The UK's National Physical Laboratory, which led the push for the new prefixes, confirmed that the resolution had passed in a statement.
The prefixes make it easier to express large amounts -- for example, always referring to a kilometre as 1,000 metres or a millimetre as one thousandth of a metre would quickly become cumbersome.
Since the SI was established in 1960, scientific need has led to a growing number of prefixes. The last time was in 1991, when chemists wanting to express vast molecular quantities spurred the addition of zetta and yotta.
A yottametre is a one followed by 24 zeroes.
But even the mighty yotta is not enough to handle the world's voracious appetite for data, according to Richard Brown, the head of metrology at the UK's National Physical Laboratory.
"In terms of expressing data in yottabytes, which is the highest prefix currently, we're very close to the limit," Brown told AFP.
"At the bottom end, it makes sense to have a symmetrical expansion, which is useful for quantum science, particle physics -- when you're measuring really, really small things."
New weight of the world
The new prefixes can simplify how we talk about some pretty big objects.
"If we think about mass, instead of distance, the Earth weighs approximately six ronnagrams," which is a six followed by 27 zeroes, Brown said.
"Jupiter, that's about two quettagrams," he added -- a two followed by 30 zeros.
Brown said he had the idea for the update when he saw media reports using unsanctioned prefixes for data storage such as brontobytes and hellabytes. Google in particular has been using hella for bytes since 2010.

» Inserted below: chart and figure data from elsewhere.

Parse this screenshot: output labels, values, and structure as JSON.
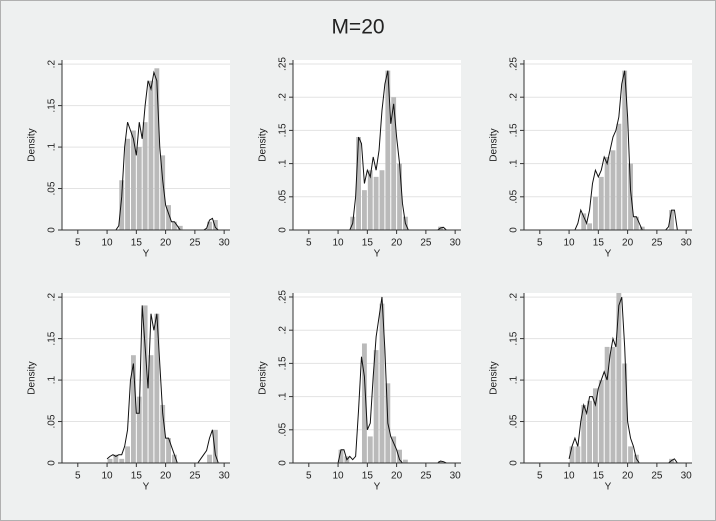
{
  "title": "M=20",
  "chart_data": [
    {
      "type": "histogram",
      "xlabel": "Y",
      "ylabel": "Density",
      "bins": [
        10,
        11,
        12,
        13,
        14,
        15,
        16,
        17,
        18,
        19,
        20,
        21,
        22,
        23,
        24,
        25,
        26,
        27,
        28,
        29
      ],
      "values": [
        0,
        0,
        0.06,
        0.11,
        0.12,
        0.1,
        0.13,
        0.18,
        0.195,
        0.09,
        0.03,
        0.01,
        0.005,
        0,
        0,
        0,
        0,
        0.01,
        0.012
      ],
      "color": "#bababa",
      "line": {
        "color": "#111111",
        "x": [
          10,
          10.5,
          11,
          11.5,
          12,
          12.5,
          13,
          13.5,
          14,
          14.5,
          15,
          15.5,
          16,
          16.5,
          17,
          17.5,
          18,
          18.5,
          19,
          19.5,
          20,
          20.5,
          21,
          21.5,
          22,
          22.5,
          23,
          23.5,
          24,
          24.5,
          25,
          25.5,
          26,
          26.5,
          27,
          27.5,
          28,
          28.5,
          29
        ],
        "values": [
          0,
          0,
          0,
          0,
          0.005,
          0.04,
          0.1,
          0.13,
          0.12,
          0.11,
          0.09,
          0.13,
          0.11,
          0.15,
          0.18,
          0.17,
          0.19,
          0.18,
          0.1,
          0.06,
          0.03,
          0.02,
          0.01,
          0.01,
          0.005,
          0,
          0,
          0,
          0,
          0,
          0,
          0,
          0,
          0,
          0.002,
          0.012,
          0.014,
          0.003,
          0
        ]
      },
      "xlim": [
        2.3,
        31
      ],
      "ylim": [
        0,
        0.205
      ],
      "xticks": [
        5,
        10,
        15,
        20,
        25,
        30
      ],
      "yticks": [
        0,
        {
          "value": 0.05,
          "label": ".05"
        },
        {
          "value": 0.1,
          "label": ".1"
        },
        {
          "value": 0.15,
          "label": ".15"
        },
        {
          "value": 0.2,
          "label": ".2"
        }
      ],
      "grid": true
    },
    {
      "type": "histogram",
      "xlabel": "Y",
      "ylabel": "Density",
      "bins": [
        10,
        11,
        12,
        13,
        14,
        15,
        16,
        17,
        18,
        19,
        20,
        21,
        22,
        23,
        24,
        25,
        26,
        27,
        28,
        29
      ],
      "values": [
        0,
        0,
        0.02,
        0.14,
        0.06,
        0.09,
        0.08,
        0.09,
        0.24,
        0.2,
        0.1,
        0.02,
        0,
        0,
        0,
        0,
        0,
        0.005,
        0
      ],
      "color": "#bababa",
      "line": {
        "color": "#111111",
        "x": [
          10,
          10.5,
          11,
          11.5,
          12,
          12.5,
          13,
          13.5,
          14,
          14.5,
          15,
          15.5,
          16,
          16.5,
          17,
          17.5,
          18,
          18.5,
          19,
          19.5,
          20,
          20.5,
          21,
          21.5,
          22,
          22.5,
          23,
          23.5,
          24,
          24.5,
          25,
          25.5,
          26,
          26.5,
          27,
          27.5,
          28,
          28.5,
          29
        ],
        "values": [
          0,
          0,
          0,
          0,
          0,
          0.01,
          0.05,
          0.14,
          0.13,
          0.07,
          0.09,
          0.08,
          0.11,
          0.09,
          0.12,
          0.18,
          0.22,
          0.24,
          0.16,
          0.19,
          0.14,
          0.1,
          0.04,
          0.01,
          0,
          0,
          0,
          0,
          0,
          0,
          0,
          0,
          0,
          0,
          0,
          0.003,
          0.004,
          0,
          0
        ]
      },
      "xlim": [
        2.3,
        31
      ],
      "ylim": [
        0,
        0.256
      ],
      "xticks": [
        5,
        10,
        15,
        20,
        25,
        30
      ],
      "yticks": [
        0,
        {
          "value": 0.05,
          "label": ".05"
        },
        {
          "value": 0.1,
          "label": ".1"
        },
        {
          "value": 0.15,
          "label": ".15"
        },
        {
          "value": 0.2,
          "label": ".2"
        },
        {
          "value": 0.25,
          "label": ".25"
        }
      ],
      "grid": true
    },
    {
      "type": "histogram",
      "xlabel": "Y",
      "ylabel": "Density",
      "bins": [
        10,
        11,
        12,
        13,
        14,
        15,
        16,
        17,
        18,
        19,
        20,
        21,
        22,
        23,
        24,
        25,
        26,
        27,
        28,
        29
      ],
      "values": [
        0,
        0,
        0.025,
        0.01,
        0.05,
        0.08,
        0.11,
        0.12,
        0.16,
        0.24,
        0.1,
        0.02,
        0.005,
        0,
        0,
        0,
        0,
        0.03,
        0
      ],
      "color": "#bababa",
      "line": {
        "color": "#111111",
        "x": [
          10,
          10.5,
          11,
          11.5,
          12,
          12.5,
          13,
          13.5,
          14,
          14.5,
          15,
          15.5,
          16,
          16.5,
          17,
          17.5,
          18,
          18.5,
          19,
          19.5,
          20,
          20.5,
          21,
          21.5,
          22,
          22.5,
          23,
          23.5,
          24,
          24.5,
          25,
          25.5,
          26,
          26.5,
          27,
          27.5,
          28,
          28.5,
          29
        ],
        "values": [
          0,
          0,
          0,
          0.01,
          0.03,
          0.02,
          0.01,
          0.03,
          0.07,
          0.09,
          0.08,
          0.09,
          0.11,
          0.1,
          0.12,
          0.14,
          0.15,
          0.17,
          0.22,
          0.24,
          0.17,
          0.06,
          0.02,
          0.02,
          0.01,
          0,
          0,
          0,
          0,
          0,
          0,
          0,
          0,
          0,
          0.005,
          0.03,
          0.03,
          0,
          0
        ]
      },
      "xlim": [
        2.3,
        31
      ],
      "ylim": [
        0,
        0.256
      ],
      "xticks": [
        5,
        10,
        15,
        20,
        25,
        30
      ],
      "yticks": [
        0,
        {
          "value": 0.05,
          "label": ".05"
        },
        {
          "value": 0.1,
          "label": ".1"
        },
        {
          "value": 0.15,
          "label": ".15"
        },
        {
          "value": 0.2,
          "label": ".2"
        },
        {
          "value": 0.25,
          "label": ".25"
        }
      ],
      "grid": true
    },
    {
      "type": "histogram",
      "xlabel": "Y",
      "ylabel": "Density",
      "bins": [
        10,
        11,
        12,
        13,
        14,
        15,
        16,
        17,
        18,
        19,
        20,
        21,
        22,
        23,
        24,
        25,
        26,
        27,
        28,
        29
      ],
      "values": [
        0.005,
        0.01,
        0.005,
        0.02,
        0.13,
        0.08,
        0.19,
        0.13,
        0.18,
        0.07,
        0.03,
        0.01,
        0,
        0,
        0,
        0,
        0,
        0.01,
        0.04
      ],
      "color": "#bababa",
      "line": {
        "color": "#111111",
        "x": [
          10,
          10.5,
          11,
          11.5,
          12,
          12.5,
          13,
          13.5,
          14,
          14.5,
          15,
          15.5,
          16,
          16.5,
          17,
          17.5,
          18,
          18.5,
          19,
          19.5,
          20,
          20.5,
          21,
          21.5,
          22,
          22.5,
          23,
          23.5,
          24,
          24.5,
          25,
          25.5,
          26,
          26.5,
          27,
          27.5,
          28,
          28.5,
          29
        ],
        "values": [
          0.005,
          0.008,
          0.01,
          0.008,
          0.01,
          0.01,
          0.02,
          0.04,
          0.1,
          0.12,
          0.06,
          0.06,
          0.19,
          0.14,
          0.09,
          0.18,
          0.16,
          0.18,
          0.12,
          0.06,
          0.03,
          0.03,
          0.02,
          0.01,
          0,
          0,
          0,
          0,
          0,
          0,
          0,
          0,
          0.005,
          0.01,
          0.015,
          0.03,
          0.04,
          0.01,
          0
        ]
      },
      "xlim": [
        2.3,
        31
      ],
      "ylim": [
        0,
        0.205
      ],
      "xticks": [
        5,
        10,
        15,
        20,
        25,
        30
      ],
      "yticks": [
        0,
        {
          "value": 0.05,
          "label": ".05"
        },
        {
          "value": 0.1,
          "label": ".1"
        },
        {
          "value": 0.15,
          "label": ".15"
        },
        {
          "value": 0.2,
          "label": ".2"
        }
      ],
      "grid": true
    },
    {
      "type": "histogram",
      "xlabel": "Y",
      "ylabel": "Density",
      "bins": [
        10,
        11,
        12,
        13,
        14,
        15,
        16,
        17,
        18,
        19,
        20,
        21,
        22,
        23,
        24,
        25,
        26,
        27,
        28,
        29
      ],
      "values": [
        0.02,
        0.01,
        0,
        0,
        0.18,
        0.04,
        0.17,
        0.24,
        0.12,
        0.04,
        0.02,
        0.005,
        0,
        0,
        0,
        0,
        0,
        0.003,
        0
      ],
      "color": "#bababa",
      "line": {
        "color": "#111111",
        "x": [
          10,
          10.5,
          11,
          11.5,
          12,
          12.5,
          13,
          13.5,
          14,
          14.5,
          15,
          15.5,
          16,
          16.5,
          17,
          17.5,
          18,
          18.5,
          19,
          19.5,
          20,
          20.5,
          21,
          21.5,
          22,
          22.5,
          23,
          23.5,
          24,
          24.5,
          25,
          25.5,
          26,
          26.5,
          27,
          27.5,
          28,
          28.5,
          29
        ],
        "values": [
          0,
          0.02,
          0.02,
          0.005,
          0.01,
          0.005,
          0.01,
          0.08,
          0.16,
          0.13,
          0.05,
          0.06,
          0.13,
          0.19,
          0.22,
          0.25,
          0.17,
          0.06,
          0.04,
          0.03,
          0.02,
          0.005,
          0,
          0,
          0,
          0,
          0,
          0,
          0,
          0,
          0,
          0,
          0,
          0,
          0,
          0.003,
          0.002,
          0,
          0
        ]
      },
      "xlim": [
        2.3,
        31
      ],
      "ylim": [
        0,
        0.256
      ],
      "xticks": [
        5,
        10,
        15,
        20,
        25,
        30
      ],
      "yticks": [
        0,
        {
          "value": 0.05,
          "label": ".05"
        },
        {
          "value": 0.1,
          "label": ".1"
        },
        {
          "value": 0.15,
          "label": ".15"
        },
        {
          "value": 0.2,
          "label": ".2"
        },
        {
          "value": 0.25,
          "label": ".25"
        }
      ],
      "grid": true
    },
    {
      "type": "histogram",
      "xlabel": "Y",
      "ylabel": "Density",
      "bins": [
        10,
        11,
        12,
        13,
        14,
        15,
        16,
        17,
        18,
        19,
        20,
        21,
        22,
        23,
        24,
        25,
        26,
        27,
        28,
        29
      ],
      "values": [
        0.02,
        0.02,
        0.07,
        0.075,
        0.09,
        0.1,
        0.14,
        0.14,
        0.205,
        0.12,
        0.02,
        0.01,
        0,
        0,
        0,
        0,
        0,
        0.005,
        0
      ],
      "color": "#bababa",
      "line": {
        "color": "#111111",
        "x": [
          10,
          10.5,
          11,
          11.5,
          12,
          12.5,
          13,
          13.5,
          14,
          14.5,
          15,
          15.5,
          16,
          16.5,
          17,
          17.5,
          18,
          18.5,
          19,
          19.5,
          20,
          20.5,
          21,
          21.5,
          22,
          22.5,
          23,
          23.5,
          24,
          24.5,
          25,
          25.5,
          26,
          26.5,
          27,
          27.5,
          28,
          28.5,
          29
        ],
        "values": [
          0.005,
          0.02,
          0.03,
          0.02,
          0.05,
          0.07,
          0.06,
          0.08,
          0.08,
          0.07,
          0.09,
          0.1,
          0.11,
          0.1,
          0.13,
          0.15,
          0.14,
          0.19,
          0.2,
          0.14,
          0.05,
          0.03,
          0.02,
          0.005,
          0,
          0,
          0,
          0,
          0,
          0,
          0,
          0,
          0,
          0,
          0,
          0.003,
          0.005,
          0,
          0
        ]
      },
      "xlim": [
        2.3,
        31
      ],
      "ylim": [
        0,
        0.205
      ],
      "xticks": [
        5,
        10,
        15,
        20,
        25,
        30
      ],
      "yticks": [
        0,
        {
          "value": 0.05,
          "label": ".05"
        },
        {
          "value": 0.1,
          "label": ".1"
        },
        {
          "value": 0.15,
          "label": ".15"
        },
        {
          "value": 0.2,
          "label": ".2"
        }
      ],
      "grid": true
    }
  ]
}
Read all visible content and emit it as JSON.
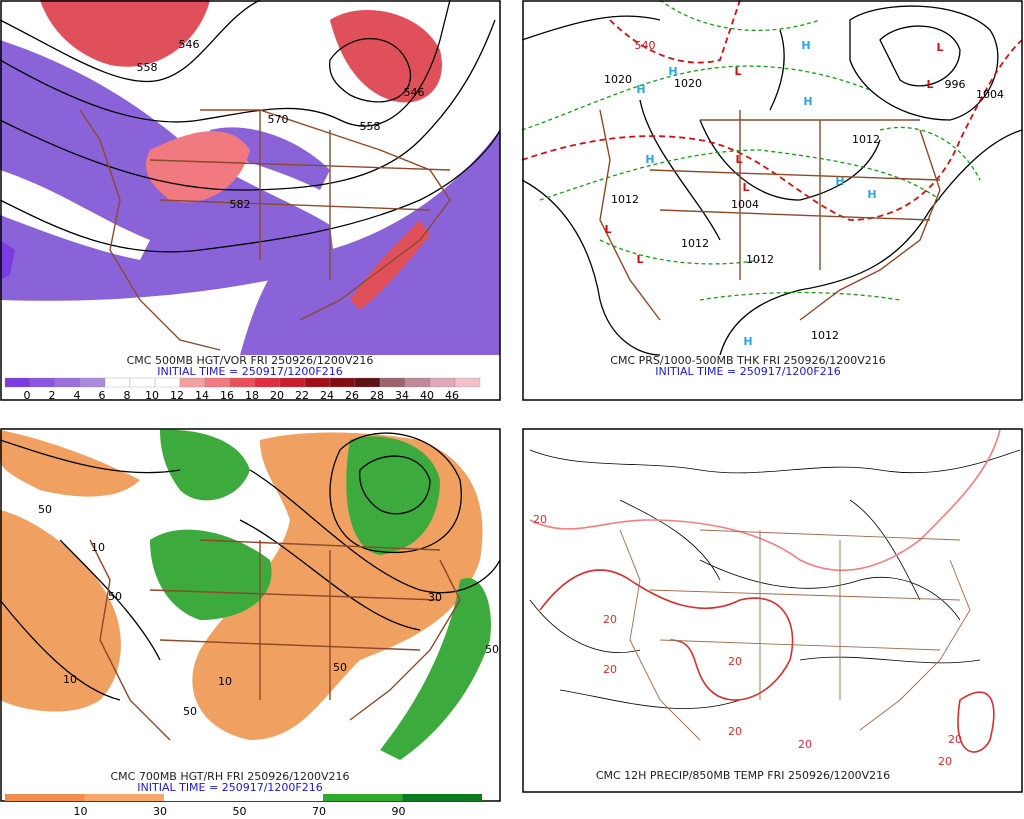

"Those were terms that were unofficially in circulation, so it was clear that the SI had to do something," he said.
However metric prefixes need to be shortened to just their first letter -- and B and H were already taken, ruling out bronto and hella.
"The only letters that were not used for other units or other symbols were R and Q," Brown said.
Convention dictates that the larger prefixes end in an A, and the smaller ones in an O.
And "the middle of the words are very, very loosely based on the Greek and Latin for nine and 10," Brown said.
The new prefixes should "future proof the system" and satisfy the world's need for higher numbers -- at least for the next 20 to 25 years, he added.